Позвольте пребыть и т. д.
(От Петра Иваныча к Ивану Петровичу)
Ноября 11-го.
Любезнейший, почтеннейший друг мой, Иван Петрович!
До глубины души моей я был огорчен письмом вашим. И не совестно было вам, дорогой, но несправедливый друг мой, так поступать с лучшим доброжелателем вашим. Поторопиться, не объяснить всего дела и, наконец, оскорбить меня такими обидными подозрениями?! Но спешу отвечать на обвинения ваши. Не застали вы меня, Иван Петрович, вчера потому, что я вдруг и совсем неожиданно позван был к одру умирающей. Тетушка Евфимия Николавна преставилась вчера вечером, в одиннадцать часов пополудни. Общим голосом родственников избран я был распорядителем всей плачевной и горестной церемонии. Дел было столько, что я и поутру сегодня не успел увидеться с вами, ниже уведомить хоть строчкой письма. Скорбею душевно о недоразумении, вышедшем между нами. Слова мои о Евгении Николаевиче, высказанные мною шутливо и мимоходом, приняли вы в совершенно противную сторону, а делу всему дали глубоко обижающий меня смысл. Упоминаете о деньгах и выказываете о них свое беспокойство. Но, не обязуясь, готов удовлетворить всем вашим желаниям и требованиям, хотя здесь, мимоходом, и не могу не напомнить вам, что деньги, триста пятьдесят рублей серебром, взяты мною у вас на прошлой неделе на известных условиях, а не заимообразно. В последнем же случае непременно бы существовала расписка. Не снисхожу до объяснений касательно остальных пунктов, изложенных в вашем письме. Вижу, что это недоразумение, вижу в этом вашу обычную скорость, горячность и прямоту.
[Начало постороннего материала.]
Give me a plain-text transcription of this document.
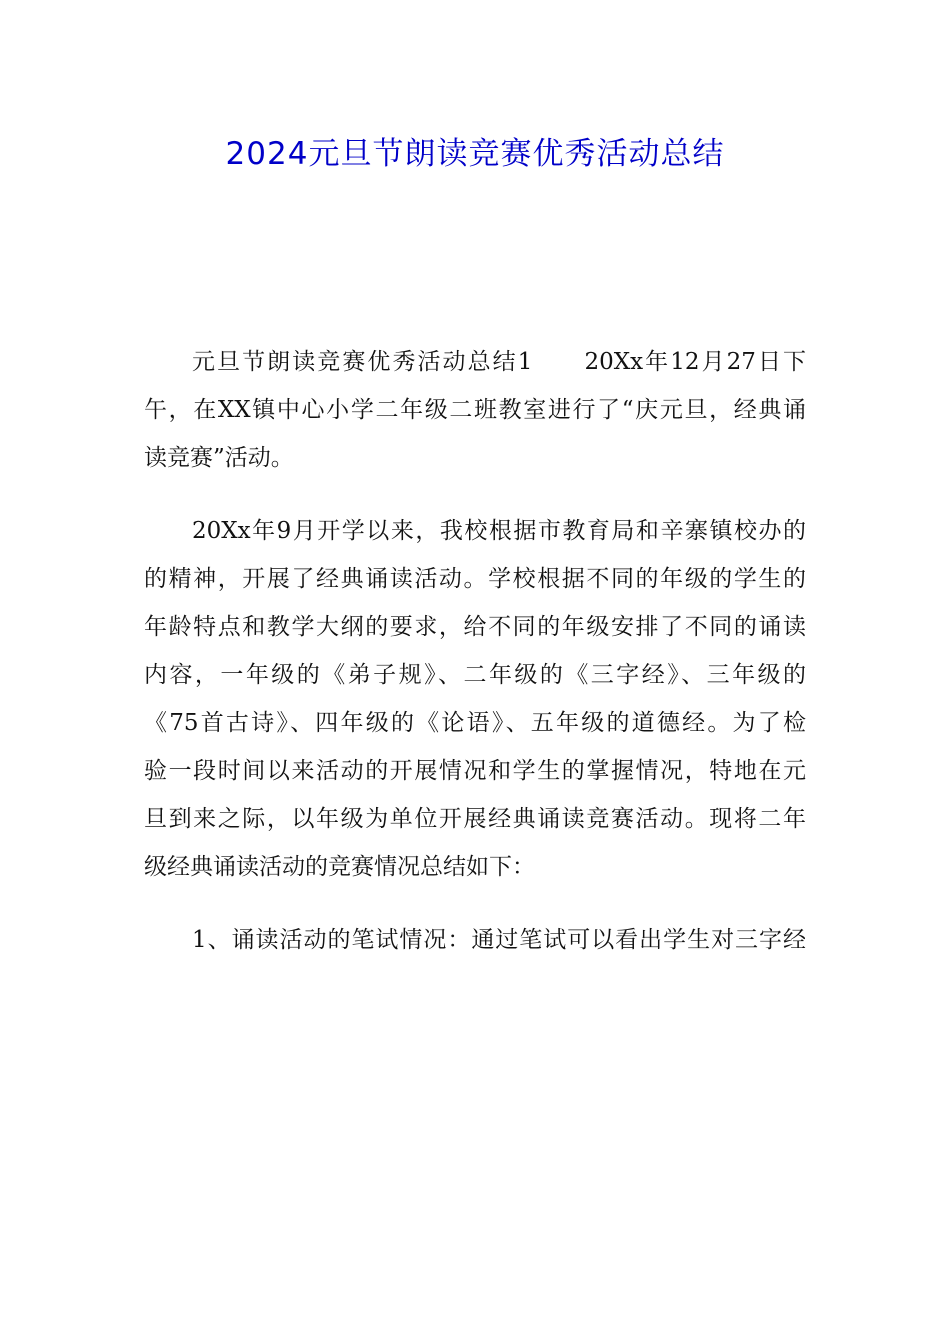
2024元旦节朗读竞赛优秀活动总结
元旦节朗读竞赛优秀活动总结1　　20Xx年12月27日下
午，在XX镇中心小学二年级二班教室进行了“庆元旦，经典诵
读竞赛”活动。
20Xx年9月开学以来，我校根据市教育局和辛寨镇校办的
的精神，开展了经典诵读活动。学校根据不同的年级的学生的
年龄特点和教学大纲的要求，给不同的年级安排了不同的诵读
内容，一年级的《弟子规》、二年级的《三字经》、三年级的
《75首古诗》、四年级的《论语》、五年级的道德经。为了检
验一段时间以来活动的开展情况和学生的掌握情况，特地在元
旦到来之际，以年级为单位开展经典诵读竞赛活动。现将二年
级经典诵读活动的竞赛情况总结如下：
1、诵读活动的笔试情况：通过笔试可以看出学生对三字经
Знаю, что благодушие и открытый характер ваш не позволят оставаться сомнению в сердце вашем и что, наконец, вы же сами протянете первый мне руку вашу. Вы ошиблись, Иван Петрович, вы крайне ошиблись!
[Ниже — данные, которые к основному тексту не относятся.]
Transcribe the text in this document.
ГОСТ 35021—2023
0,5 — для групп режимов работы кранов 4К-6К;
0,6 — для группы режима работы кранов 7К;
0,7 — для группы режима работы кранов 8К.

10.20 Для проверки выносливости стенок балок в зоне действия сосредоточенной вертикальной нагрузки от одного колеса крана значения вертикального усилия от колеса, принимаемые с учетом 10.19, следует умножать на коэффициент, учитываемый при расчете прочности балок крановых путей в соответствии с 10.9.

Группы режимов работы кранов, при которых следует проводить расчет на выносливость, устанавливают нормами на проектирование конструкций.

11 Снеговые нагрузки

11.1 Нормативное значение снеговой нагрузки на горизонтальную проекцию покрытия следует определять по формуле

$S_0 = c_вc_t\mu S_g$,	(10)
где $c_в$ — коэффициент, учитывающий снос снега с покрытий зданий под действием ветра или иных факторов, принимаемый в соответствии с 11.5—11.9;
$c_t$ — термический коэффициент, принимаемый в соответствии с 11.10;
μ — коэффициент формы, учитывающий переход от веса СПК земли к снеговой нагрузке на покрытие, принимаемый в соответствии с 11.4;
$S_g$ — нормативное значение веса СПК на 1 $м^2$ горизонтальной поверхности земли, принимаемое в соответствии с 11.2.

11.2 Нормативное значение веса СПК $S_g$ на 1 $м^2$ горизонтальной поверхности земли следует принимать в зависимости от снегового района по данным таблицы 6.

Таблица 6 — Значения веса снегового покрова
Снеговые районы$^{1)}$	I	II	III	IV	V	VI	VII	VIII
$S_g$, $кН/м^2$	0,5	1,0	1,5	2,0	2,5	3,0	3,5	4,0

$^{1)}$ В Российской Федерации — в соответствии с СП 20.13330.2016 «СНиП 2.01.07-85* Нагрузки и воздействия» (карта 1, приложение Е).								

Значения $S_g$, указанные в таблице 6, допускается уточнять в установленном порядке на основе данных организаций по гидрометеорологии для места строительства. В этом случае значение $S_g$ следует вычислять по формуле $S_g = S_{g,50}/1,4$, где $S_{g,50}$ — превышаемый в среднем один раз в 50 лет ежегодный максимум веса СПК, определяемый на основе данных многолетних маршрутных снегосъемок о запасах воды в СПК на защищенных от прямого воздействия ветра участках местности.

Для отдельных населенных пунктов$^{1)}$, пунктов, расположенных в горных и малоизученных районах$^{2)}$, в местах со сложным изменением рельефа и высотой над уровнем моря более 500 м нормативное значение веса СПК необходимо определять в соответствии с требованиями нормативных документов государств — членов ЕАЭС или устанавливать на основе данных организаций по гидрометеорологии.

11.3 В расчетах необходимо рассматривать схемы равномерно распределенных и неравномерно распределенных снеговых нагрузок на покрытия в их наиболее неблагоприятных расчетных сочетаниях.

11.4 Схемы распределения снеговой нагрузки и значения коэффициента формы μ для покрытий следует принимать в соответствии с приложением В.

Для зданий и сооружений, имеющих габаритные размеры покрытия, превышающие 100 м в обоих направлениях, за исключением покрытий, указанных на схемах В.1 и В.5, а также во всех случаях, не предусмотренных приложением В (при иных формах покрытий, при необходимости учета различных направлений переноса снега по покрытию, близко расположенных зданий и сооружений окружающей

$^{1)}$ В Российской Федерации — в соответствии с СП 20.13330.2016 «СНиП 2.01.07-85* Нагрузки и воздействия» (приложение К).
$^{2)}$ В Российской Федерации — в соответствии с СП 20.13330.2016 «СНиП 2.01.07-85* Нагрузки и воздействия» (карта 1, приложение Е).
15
Несмотря на то что письмо ваше глубоко уязвило меня, я первый, и сегодня же, готов бы был к вам явиться с повинною, но я нахожусь в таких хлопотах с самого вчерашнего дня, что убит теперь совершенно и едва стою на ногах. К довершению бедствий моих жена слегла в постель; боюсь серьезной болезни. Что же касается до маленького, то ему, слава богу, получше. Но бросаю перо… дела зовут, а их целая куча.
Позвольте, бесценнейший друг мой, пребыть и проч.